File names for web pages usually form part of the page’s web address. They need to be:
- Short and meaningful because they are often:
- spoken (on the telephone by customer support staff, for instance)
- typed (in browser address bars, email, documents and so on)
- read (in search results)
- Keyword-rich because they can have a positive influence on search engine ranking.
File name generation
Some content management systems generate long, unwieldy addresses. They may use a number or series of letters as the file name. You don’t want a web page with an address like ‘www.mysite.com.au/a/xreg/cab/102464856.asp‘.
A better approach is used by systems that generate a file name from the main heading. As long as writers don’t use very long headings, or the system lets them edit the file name, this is fine. However, long addresses like ‘www.mysite.com.au/our-blog/don’t-let-your-content-management-system-wreck-your-content-or-you’ll-regret-it‘ are all too common.
Hyphens or underscores?
Usually, systems separate words in the file or folder names with hyphens. However, some use underscores. This can be a problem.
Google treats hyphens as separators, but joins terms together when you use an underscore between them. They say this has only a very small impact on search engine optimisation, but most people would rather avoid any negative effect, however small.
The more important reason for using hyphens is usability. When an address is automatically turned into a link (in email or a document), a user may not realise there is a character between each word. The underlining may hide it (shown in the image below). So later, they may not be able to type the correct address of the page. And if you’re telling someone an address, they may not know what an underscore is. I’ve been asked “what’s an underscore” on several occasions.

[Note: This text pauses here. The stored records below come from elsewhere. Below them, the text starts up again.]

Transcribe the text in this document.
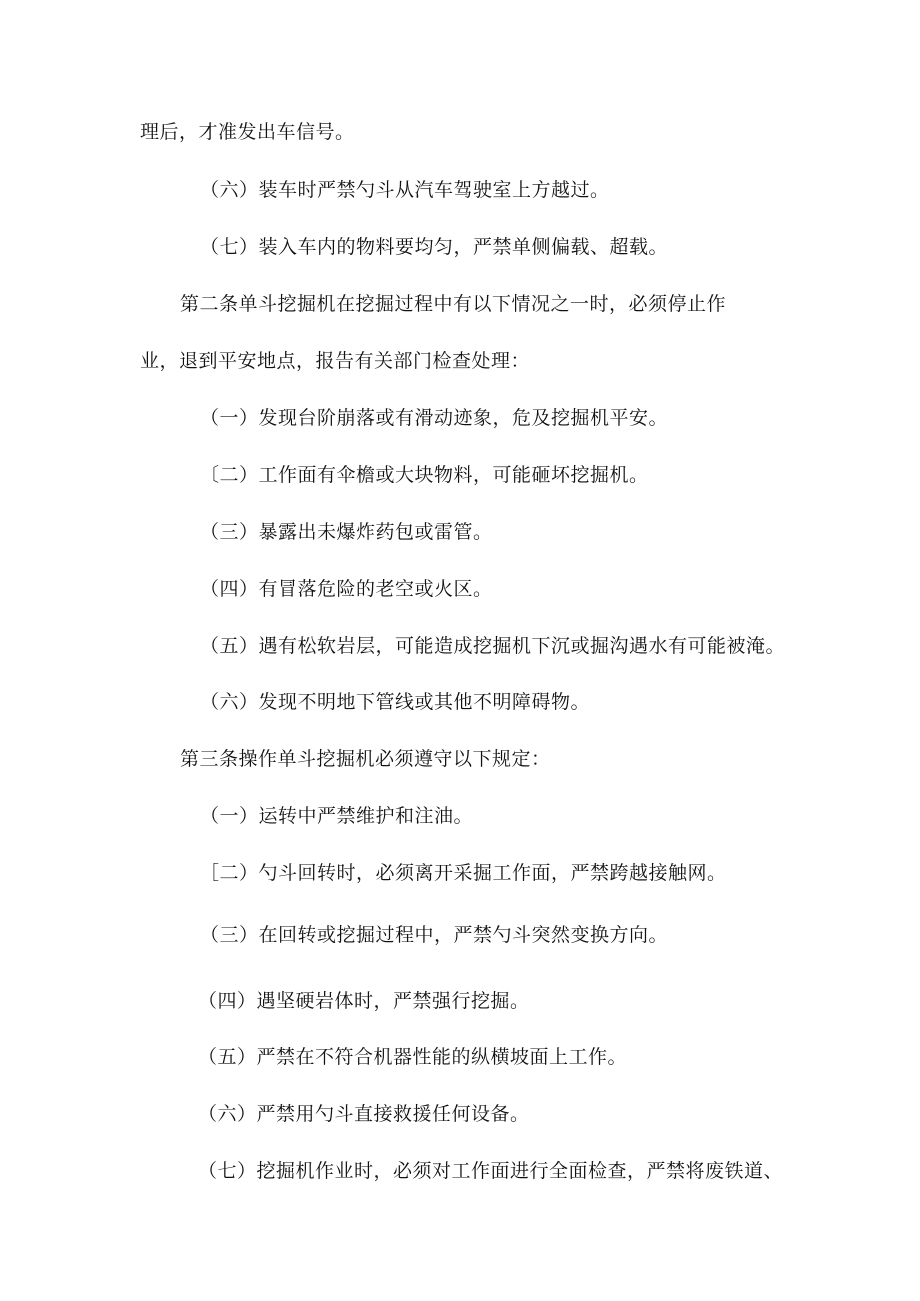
理后，才准发出车信号。
（六）装车时严禁勺斗从汽车驾驶室上方越过。
（七）装入车内的物料要均匀，严禁单侧偏载、超载。
第二条单斗挖掘机在挖掘过程中有以下情况之一时，必须停止作
业，退到平安地点，报告有关部门检查处理：
（一）发现台阶崩落或有滑动迹象，危及挖掘机平安。
〔二）工作面有伞檐或大块物料，可能砸坏挖掘机。
（三）暴露出未爆炸药包或雷管。
（四）有冒落危险的老空或火区。
（五）遇有松软岩层，可能造成挖掘机下沉或掘沟遇水有可能被淹。
（六）发现不明地下管线或其他不明障碍物。
第三条操作单斗挖掘机必须遵守以下规定：
（一）运转中严禁维护和注油。
［二）勺斗回转时，必须离开采掘工作面，严禁跨越接触网。
（三）在回转或挖掘过程中，严禁勺斗突然变换方向。
（四）遇坚硬岩体时，严禁强行挖掘。
（五）严禁在不符合机器性能的纵横坡面上工作。
（六）严禁用勺斗直接救援任何设备。
（七）挖掘机作业时，必须对工作面进行全面检查，严禁将废铁道、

Choose a system or configuration that generates a file name based on words in the main heading, using hyphens as separators. And make sure it allows you to edit the file name, so you get a balance between meaningful keywords and length.
Text alternatives for images
When writers use images in web content, they need to provide a text alternative unless the image is just used as decoration. This allows people who cannot see the image (because they’re using a screen reader or Braille device) access to the same information as those who can.
The text alternative an image needs depends entirely on how it is used. An image of a water lapping a flood-level indicator on a country road may be used in a news story. It needs a text alternative to tell non-sighted users what it shows sighted users—how high the flood waters rose. If the road wasn’t mentioned in the article, the image might need a caption identifying the street as well as the water level. Then it would need a shorter text alternative to lead into the caption. The same image may be used again on a web page about infrastructure works. There it could just be used for ‘decoration’, so it needs no text alternative.
Some content management systems don’t allow for the contextual use of text alternatives. I’ve seen systems that:
- Associate a text alternative with an image, so the same text alternative has to be used whenever the image is used
- Insist on using the caption as the text alternative (or vice versa), so blind users have to hear the same information twice
- Won’t allow writers to use a blank text alternative, so blind users have to listen to useless descriptions of decorative images.
What is ideal?
The best approach is to allows writers to create a text alternative each time an image is used. Allow different labels for the caption and text alternative. And allow blank text alternatives for decorative images.